Anclaje emocional y regulación
Ese video puede ayudar a bajar la ansiedad después de un día agotador de sobreestimulación sensorial o de masking , ese esfuerzo constante por encajar.
Su lugar seguro
Para muchos niños autistas, ese video no es solo entretenimiento: es un espacio predecible donde se sienten comprendidos sin necesidad de explicar nada. Este comportamiento no necesita corrección, siempre que no interfiera con otras actividades importantes como dormir, alimentarse o participar en la vida diaria.
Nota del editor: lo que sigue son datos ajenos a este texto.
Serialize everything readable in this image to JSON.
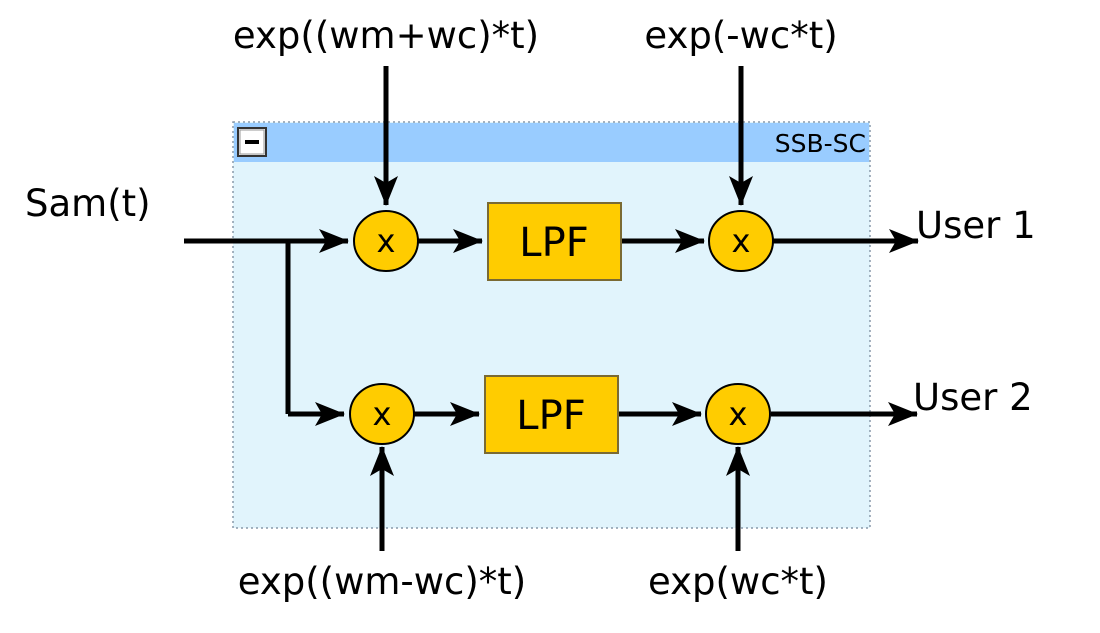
{
  "diagram": {
    "input_label": "Sam(t)",
    "group": {
      "title": "SSB-SC",
      "collapse_glyph": "−"
    },
    "upper": {
      "osc_in": "exp((wm+wc)*t)",
      "osc_out": "exp(-wc*t)",
      "mixer_symbol": "x",
      "filter_label": "LPF",
      "output_label": "User 1"
    },
    "lower": {
      "osc_in": "exp((wm-wc)*t)",
      "osc_out": "exp(wc*t)",
      "mixer_symbol": "x",
      "filter_label": "LPF",
      "output_label": "User 2"
    },
    "colors": {
      "group_fill": "#e1f4fc",
      "group_header": "#99ccff",
      "group_border": "#8899aa",
      "block_fill": "#ffcc00",
      "block_stroke": "#7a6a33",
      "line": "#000000"
    }
  }
}
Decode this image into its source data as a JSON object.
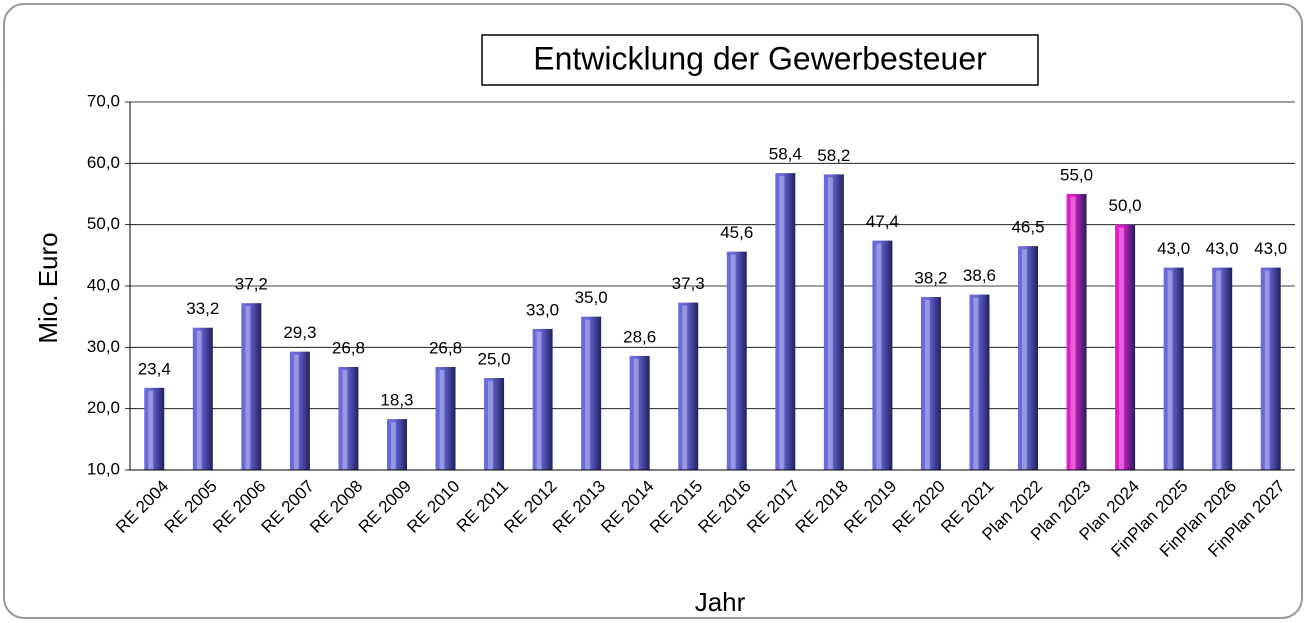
{
  "chart_data": {
    "type": "bar",
    "title": "Entwicklung der Gewerbesteuer",
    "x_label": "Jahr",
    "y_label": "Mio. Euro",
    "categories": [
      "RE 2004",
      "RE 2005",
      "RE 2006",
      "RE 2007",
      "RE 2008",
      "RE 2009",
      "RE 2010",
      "RE 2011",
      "RE 2012",
      "RE 2013",
      "RE 2014",
      "RE 2015",
      "RE 2016",
      "RE 2017",
      "RE 2018",
      "RE 2019",
      "RE 2020",
      "RE 2021",
      "Plan 2022",
      "Plan 2023",
      "Plan 2024",
      "FinPlan 2025",
      "FinPlan 2026",
      "FinPlan 2027"
    ],
    "values": [
      23.4,
      33.2,
      37.2,
      29.3,
      26.8,
      18.3,
      26.8,
      25.0,
      33.0,
      35.0,
      28.6,
      37.3,
      45.6,
      58.4,
      58.2,
      47.4,
      38.2,
      38.6,
      46.5,
      55.0,
      50.0,
      43.0,
      43.0,
      43.0
    ],
    "value_labels": [
      "23,4",
      "33,2",
      "37,2",
      "29,3",
      "26,8",
      "18,3",
      "26,8",
      "25,0",
      "33,0",
      "35,0",
      "28,6",
      "37,3",
      "45,6",
      "58,4",
      "58,2",
      "47,4",
      "38,2",
      "38,6",
      "46,5",
      "55,0",
      "50,0",
      "43,0",
      "43,0",
      "43,0"
    ],
    "colors": [
      "#6a6ad8",
      "#6a6ad8",
      "#6a6ad8",
      "#6a6ad8",
      "#6a6ad8",
      "#6a6ad8",
      "#6a6ad8",
      "#6a6ad8",
      "#6a6ad8",
      "#6a6ad8",
      "#6a6ad8",
      "#6a6ad8",
      "#6a6ad8",
      "#6a6ad8",
      "#6a6ad8",
      "#6a6ad8",
      "#6a6ad8",
      "#6a6ad8",
      "#6a6ad8",
      "#e01ec8",
      "#e01ec8",
      "#6a6ad8",
      "#6a6ad8",
      "#6a6ad8"
    ],
    "ylim": [
      10,
      70
    ],
    "yticks": [
      {
        "value": 10,
        "label": "10,0"
      },
      {
        "value": 20,
        "label": "20,0"
      },
      {
        "value": 30,
        "label": "30,0"
      },
      {
        "value": 40,
        "label": "40,0"
      },
      {
        "value": 50,
        "label": "50,0"
      },
      {
        "value": 60,
        "label": "60,0"
      },
      {
        "value": 70,
        "label": "70,0"
      }
    ],
    "grid": true
  }
}
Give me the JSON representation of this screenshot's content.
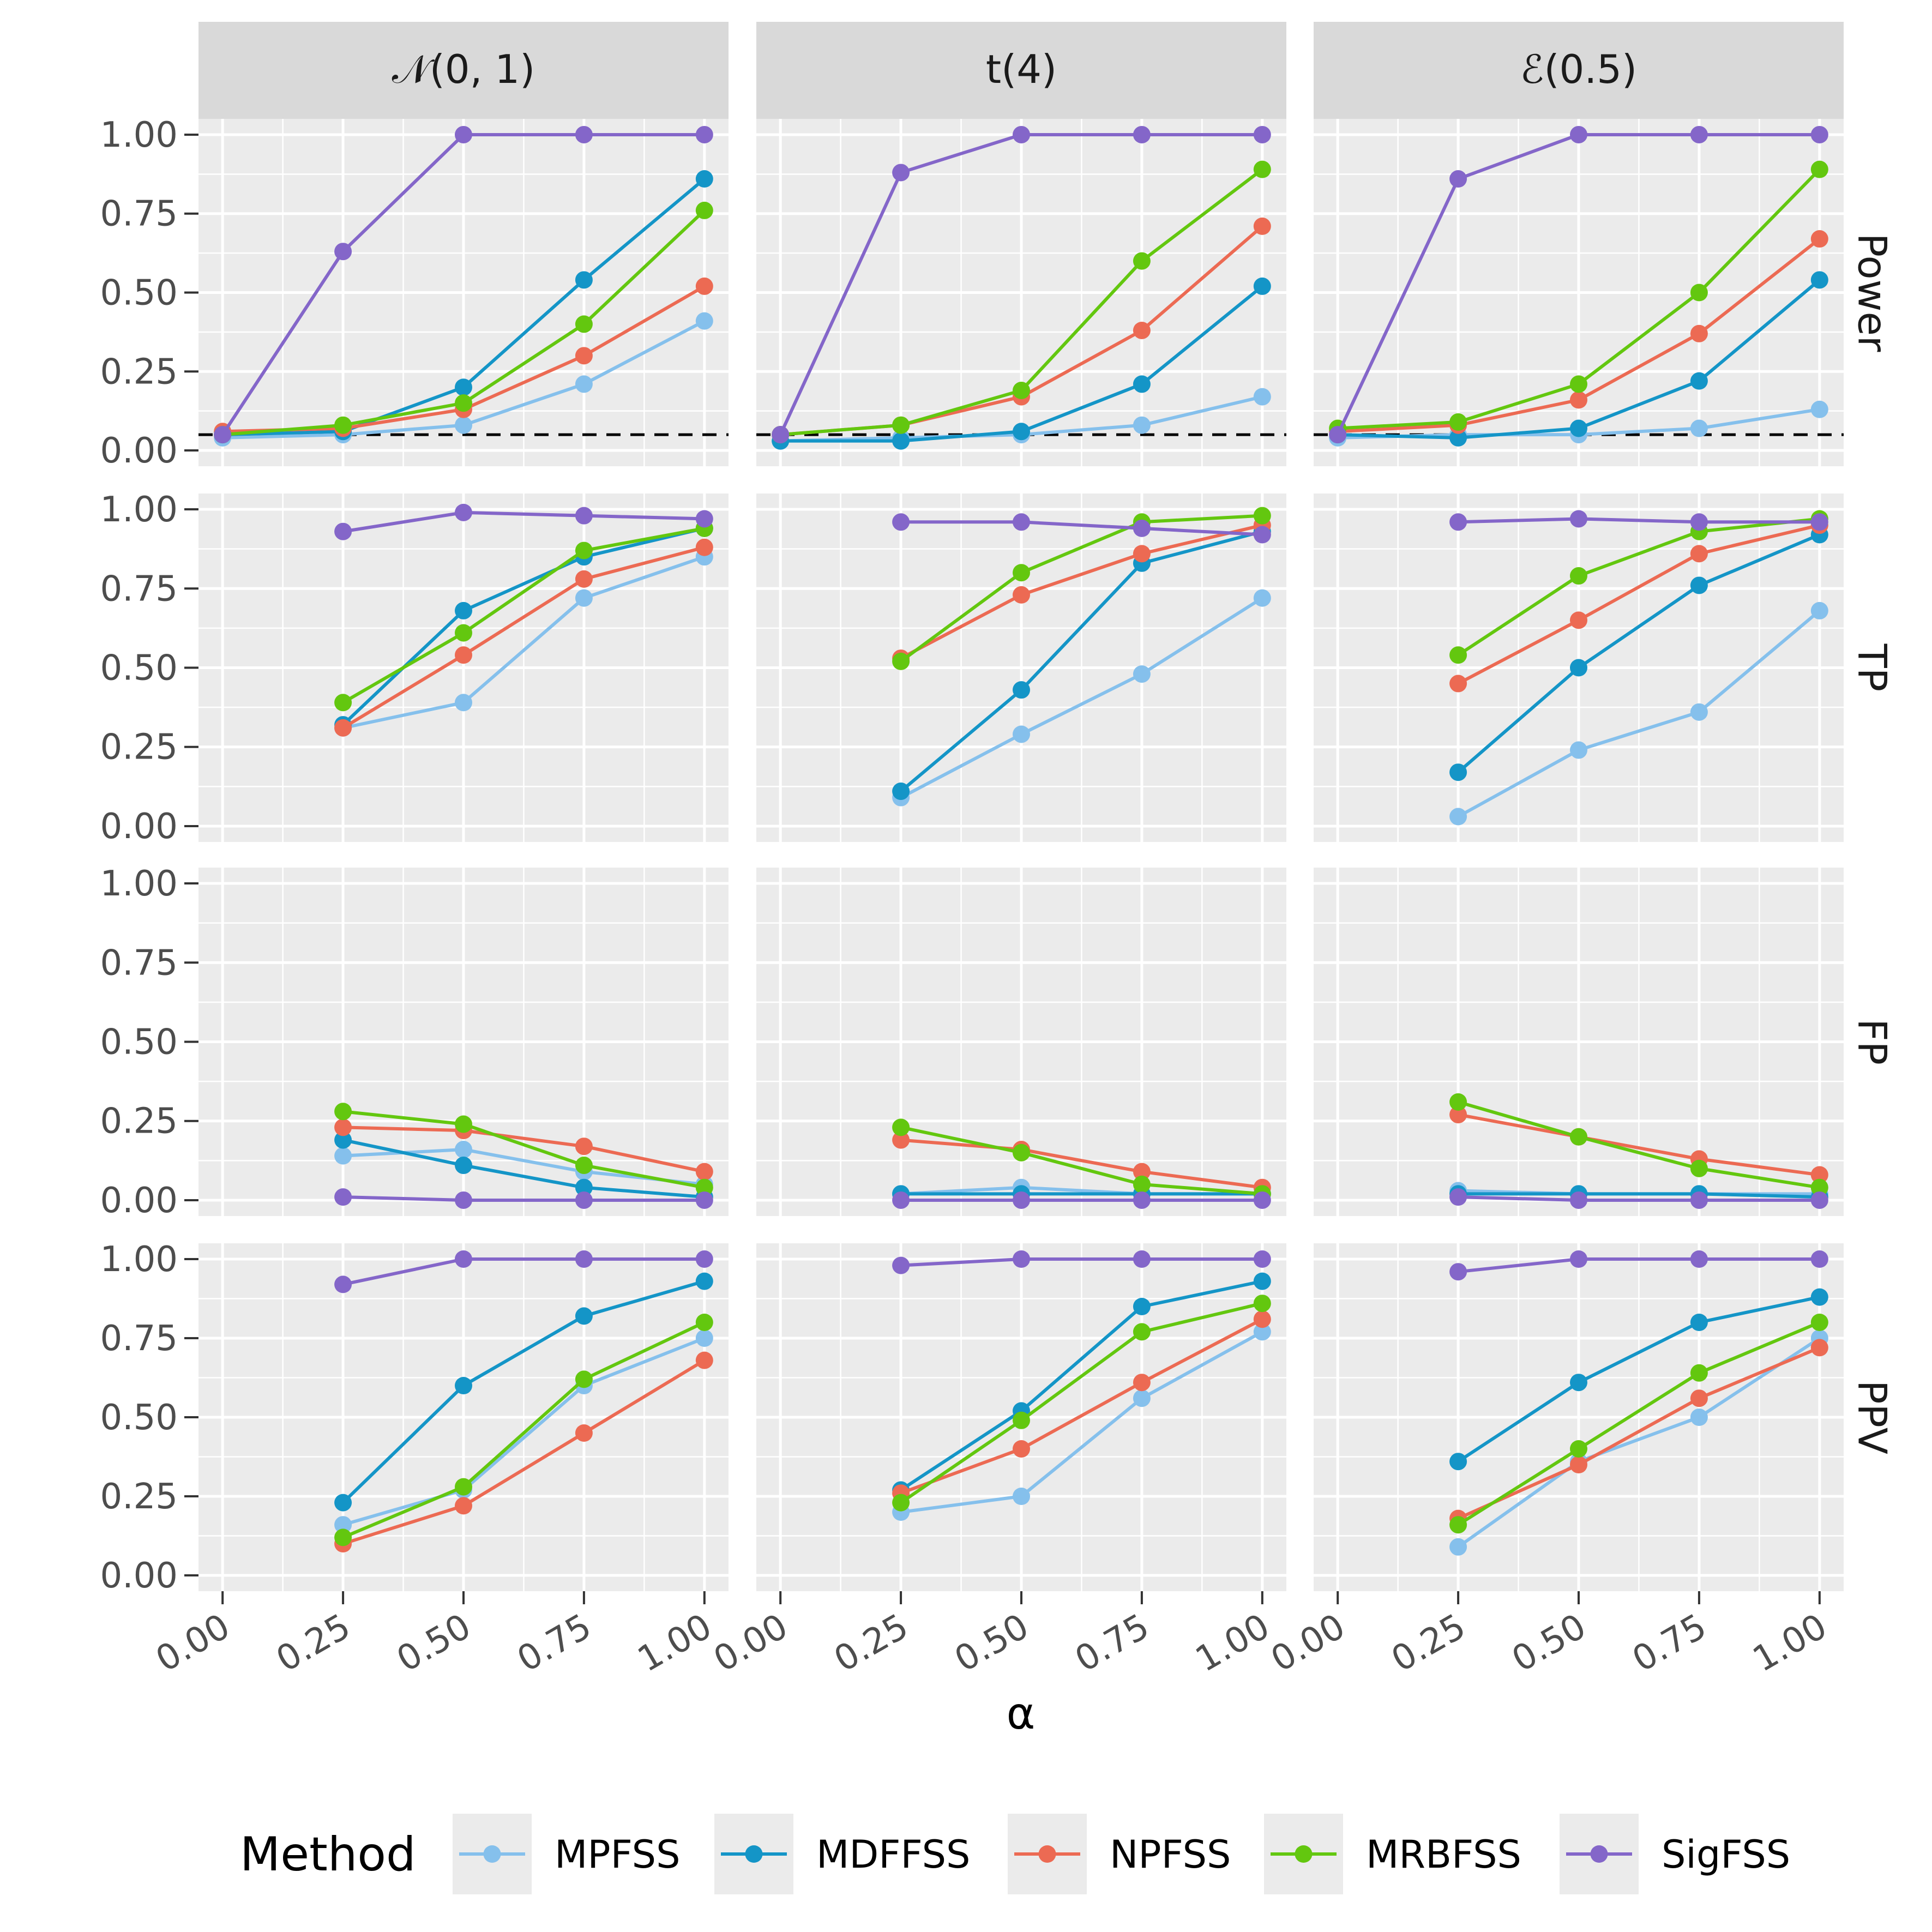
{
  "chart_data": {
    "type": "line",
    "xlabel": "α",
    "x": [
      0,
      0.25,
      0.5,
      0.75,
      1
    ],
    "x_tick_labels": [
      "0.00",
      "0.25",
      "0.50",
      "0.75",
      "1.00"
    ],
    "y_tick_labels": [
      "0.00",
      "0.25",
      "0.50",
      "0.75",
      "1.00"
    ],
    "xlim": [
      -0.05,
      1.05
    ],
    "ylim": [
      -0.05,
      1.05
    ],
    "grid": true,
    "legend_position": "bottom",
    "legend_title": "Method",
    "reference_line": {
      "metric": "Power",
      "y": 0.05,
      "style": "dashed",
      "color": "#000000"
    },
    "columns": [
      "𝒩(0, 1)",
      "t(4)",
      "ℰ(0.5)"
    ],
    "rows": [
      "Power",
      "TP",
      "FP",
      "PPV"
    ],
    "methods": [
      {
        "name": "MPFSS",
        "color": "#85C0EC"
      },
      {
        "name": "MDFFSS",
        "color": "#1495C7"
      },
      {
        "name": "NPFSS",
        "color": "#EC6A53"
      },
      {
        "name": "MRBFSS",
        "color": "#63C70F"
      },
      {
        "name": "SigFSS",
        "color": "#8466C9"
      }
    ],
    "panels": [
      {
        "column": 0,
        "row": "Power",
        "series": [
          {
            "name": "MPFSS",
            "values": [
              0.04,
              0.05,
              0.08,
              0.21,
              0.41
            ]
          },
          {
            "name": "MDFFSS",
            "values": [
              0.05,
              0.06,
              0.2,
              0.54,
              0.86
            ]
          },
          {
            "name": "NPFSS",
            "values": [
              0.06,
              0.07,
              0.13,
              0.3,
              0.52
            ]
          },
          {
            "name": "MRBFSS",
            "values": [
              0.05,
              0.08,
              0.15,
              0.4,
              0.76
            ]
          },
          {
            "name": "SigFSS",
            "values": [
              0.05,
              0.63,
              1.0,
              1.0,
              1.0
            ]
          }
        ]
      },
      {
        "column": 1,
        "row": "Power",
        "series": [
          {
            "name": "MPFSS",
            "values": [
              0.03,
              0.04,
              0.05,
              0.08,
              0.17
            ]
          },
          {
            "name": "MDFFSS",
            "values": [
              0.03,
              0.03,
              0.06,
              0.21,
              0.52
            ]
          },
          {
            "name": "NPFSS",
            "values": [
              0.05,
              0.08,
              0.17,
              0.38,
              0.71
            ]
          },
          {
            "name": "MRBFSS",
            "values": [
              0.05,
              0.08,
              0.19,
              0.6,
              0.89
            ]
          },
          {
            "name": "SigFSS",
            "values": [
              0.05,
              0.88,
              1.0,
              1.0,
              1.0
            ]
          }
        ]
      },
      {
        "column": 2,
        "row": "Power",
        "series": [
          {
            "name": "MPFSS",
            "values": [
              0.04,
              0.05,
              0.05,
              0.07,
              0.13
            ]
          },
          {
            "name": "MDFFSS",
            "values": [
              0.05,
              0.04,
              0.07,
              0.22,
              0.54
            ]
          },
          {
            "name": "NPFSS",
            "values": [
              0.06,
              0.08,
              0.16,
              0.37,
              0.67
            ]
          },
          {
            "name": "MRBFSS",
            "values": [
              0.07,
              0.09,
              0.21,
              0.5,
              0.89
            ]
          },
          {
            "name": "SigFSS",
            "values": [
              0.05,
              0.86,
              1.0,
              1.0,
              1.0
            ]
          }
        ]
      },
      {
        "column": 0,
        "row": "TP",
        "series": [
          {
            "name": "MPFSS",
            "values": [
              null,
              0.31,
              0.39,
              0.72,
              0.85
            ]
          },
          {
            "name": "MDFFSS",
            "values": [
              null,
              0.32,
              0.68,
              0.85,
              0.94
            ]
          },
          {
            "name": "NPFSS",
            "values": [
              null,
              0.31,
              0.54,
              0.78,
              0.88
            ]
          },
          {
            "name": "MRBFSS",
            "values": [
              null,
              0.39,
              0.61,
              0.87,
              0.94
            ]
          },
          {
            "name": "SigFSS",
            "values": [
              null,
              0.93,
              0.99,
              0.98,
              0.97
            ]
          }
        ]
      },
      {
        "column": 1,
        "row": "TP",
        "series": [
          {
            "name": "MPFSS",
            "values": [
              null,
              0.09,
              0.29,
              0.48,
              0.72
            ]
          },
          {
            "name": "MDFFSS",
            "values": [
              null,
              0.11,
              0.43,
              0.83,
              0.93
            ]
          },
          {
            "name": "NPFSS",
            "values": [
              null,
              0.53,
              0.73,
              0.86,
              0.95
            ]
          },
          {
            "name": "MRBFSS",
            "values": [
              null,
              0.52,
              0.8,
              0.96,
              0.98
            ]
          },
          {
            "name": "SigFSS",
            "values": [
              null,
              0.96,
              0.96,
              0.94,
              0.92
            ]
          }
        ]
      },
      {
        "column": 2,
        "row": "TP",
        "series": [
          {
            "name": "MPFSS",
            "values": [
              null,
              0.03,
              0.24,
              0.36,
              0.68
            ]
          },
          {
            "name": "MDFFSS",
            "values": [
              null,
              0.17,
              0.5,
              0.76,
              0.92
            ]
          },
          {
            "name": "NPFSS",
            "values": [
              null,
              0.45,
              0.65,
              0.86,
              0.95
            ]
          },
          {
            "name": "MRBFSS",
            "values": [
              null,
              0.54,
              0.79,
              0.93,
              0.97
            ]
          },
          {
            "name": "SigFSS",
            "values": [
              null,
              0.96,
              0.97,
              0.96,
              0.96
            ]
          }
        ]
      },
      {
        "column": 0,
        "row": "FP",
        "series": [
          {
            "name": "MPFSS",
            "values": [
              null,
              0.14,
              0.16,
              0.09,
              0.05
            ]
          },
          {
            "name": "MDFFSS",
            "values": [
              null,
              0.19,
              0.11,
              0.04,
              0.01
            ]
          },
          {
            "name": "NPFSS",
            "values": [
              null,
              0.23,
              0.22,
              0.17,
              0.09
            ]
          },
          {
            "name": "MRBFSS",
            "values": [
              null,
              0.28,
              0.24,
              0.11,
              0.04
            ]
          },
          {
            "name": "SigFSS",
            "values": [
              null,
              0.01,
              0.0,
              0.0,
              0.0
            ]
          }
        ]
      },
      {
        "column": 1,
        "row": "FP",
        "series": [
          {
            "name": "MPFSS",
            "values": [
              null,
              0.02,
              0.04,
              0.02,
              0.02
            ]
          },
          {
            "name": "MDFFSS",
            "values": [
              null,
              0.02,
              0.02,
              0.02,
              0.02
            ]
          },
          {
            "name": "NPFSS",
            "values": [
              null,
              0.19,
              0.16,
              0.09,
              0.04
            ]
          },
          {
            "name": "MRBFSS",
            "values": [
              null,
              0.23,
              0.15,
              0.05,
              0.02
            ]
          },
          {
            "name": "SigFSS",
            "values": [
              null,
              0.0,
              0.0,
              0.0,
              0.0
            ]
          }
        ]
      },
      {
        "column": 2,
        "row": "FP",
        "series": [
          {
            "name": "MPFSS",
            "values": [
              null,
              0.03,
              0.02,
              0.02,
              0.02
            ]
          },
          {
            "name": "MDFFSS",
            "values": [
              null,
              0.02,
              0.02,
              0.02,
              0.01
            ]
          },
          {
            "name": "NPFSS",
            "values": [
              null,
              0.27,
              0.2,
              0.13,
              0.08
            ]
          },
          {
            "name": "MRBFSS",
            "values": [
              null,
              0.31,
              0.2,
              0.1,
              0.04
            ]
          },
          {
            "name": "SigFSS",
            "values": [
              null,
              0.01,
              0.0,
              0.0,
              0.0
            ]
          }
        ]
      },
      {
        "column": 0,
        "row": "PPV",
        "series": [
          {
            "name": "MPFSS",
            "values": [
              null,
              0.16,
              0.27,
              0.6,
              0.75
            ]
          },
          {
            "name": "MDFFSS",
            "values": [
              null,
              0.23,
              0.6,
              0.82,
              0.93
            ]
          },
          {
            "name": "NPFSS",
            "values": [
              null,
              0.1,
              0.22,
              0.45,
              0.68
            ]
          },
          {
            "name": "MRBFSS",
            "values": [
              null,
              0.12,
              0.28,
              0.62,
              0.8
            ]
          },
          {
            "name": "SigFSS",
            "values": [
              null,
              0.92,
              1.0,
              1.0,
              1.0
            ]
          }
        ]
      },
      {
        "column": 1,
        "row": "PPV",
        "series": [
          {
            "name": "MPFSS",
            "values": [
              null,
              0.2,
              0.25,
              0.56,
              0.77
            ]
          },
          {
            "name": "MDFFSS",
            "values": [
              null,
              0.27,
              0.52,
              0.85,
              0.93
            ]
          },
          {
            "name": "NPFSS",
            "values": [
              null,
              0.26,
              0.4,
              0.61,
              0.81
            ]
          },
          {
            "name": "MRBFSS",
            "values": [
              null,
              0.23,
              0.49,
              0.77,
              0.86
            ]
          },
          {
            "name": "SigFSS",
            "values": [
              null,
              0.98,
              1.0,
              1.0,
              1.0
            ]
          }
        ]
      },
      {
        "column": 2,
        "row": "PPV",
        "series": [
          {
            "name": "MPFSS",
            "values": [
              null,
              0.09,
              0.36,
              0.5,
              0.75
            ]
          },
          {
            "name": "MDFFSS",
            "values": [
              null,
              0.36,
              0.61,
              0.8,
              0.88
            ]
          },
          {
            "name": "NPFSS",
            "values": [
              null,
              0.18,
              0.35,
              0.56,
              0.72
            ]
          },
          {
            "name": "MRBFSS",
            "values": [
              null,
              0.16,
              0.4,
              0.64,
              0.8
            ]
          },
          {
            "name": "SigFSS",
            "values": [
              null,
              0.96,
              1.0,
              1.0,
              1.0
            ]
          }
        ]
      }
    ]
  }
}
Más que eliminarlo, podemos observarlo como una señal: nos está diciendo qué necesita su sistema nervioso en ese momento. Acompañar no es prohibir. Educar no es controlar. Criar con respeto es aprender a leer lo que hay detrás de la conducta. Validar estos momentos es una forma profunda de amor, de respeto y de reconocimiento hacia su neurotipo. El autismo no se trata de cambiar a la persona, sino de aprender a mirar el mundo desde su forma única de sentirlo, procesarlo y habitarlo.
✨ Cuando entendemos, dejamos de juzgar.
✨ Cuando comprendemos, empezamos a incluir.
✨ Cuando incluimos, construimos un mundo más humano para todos.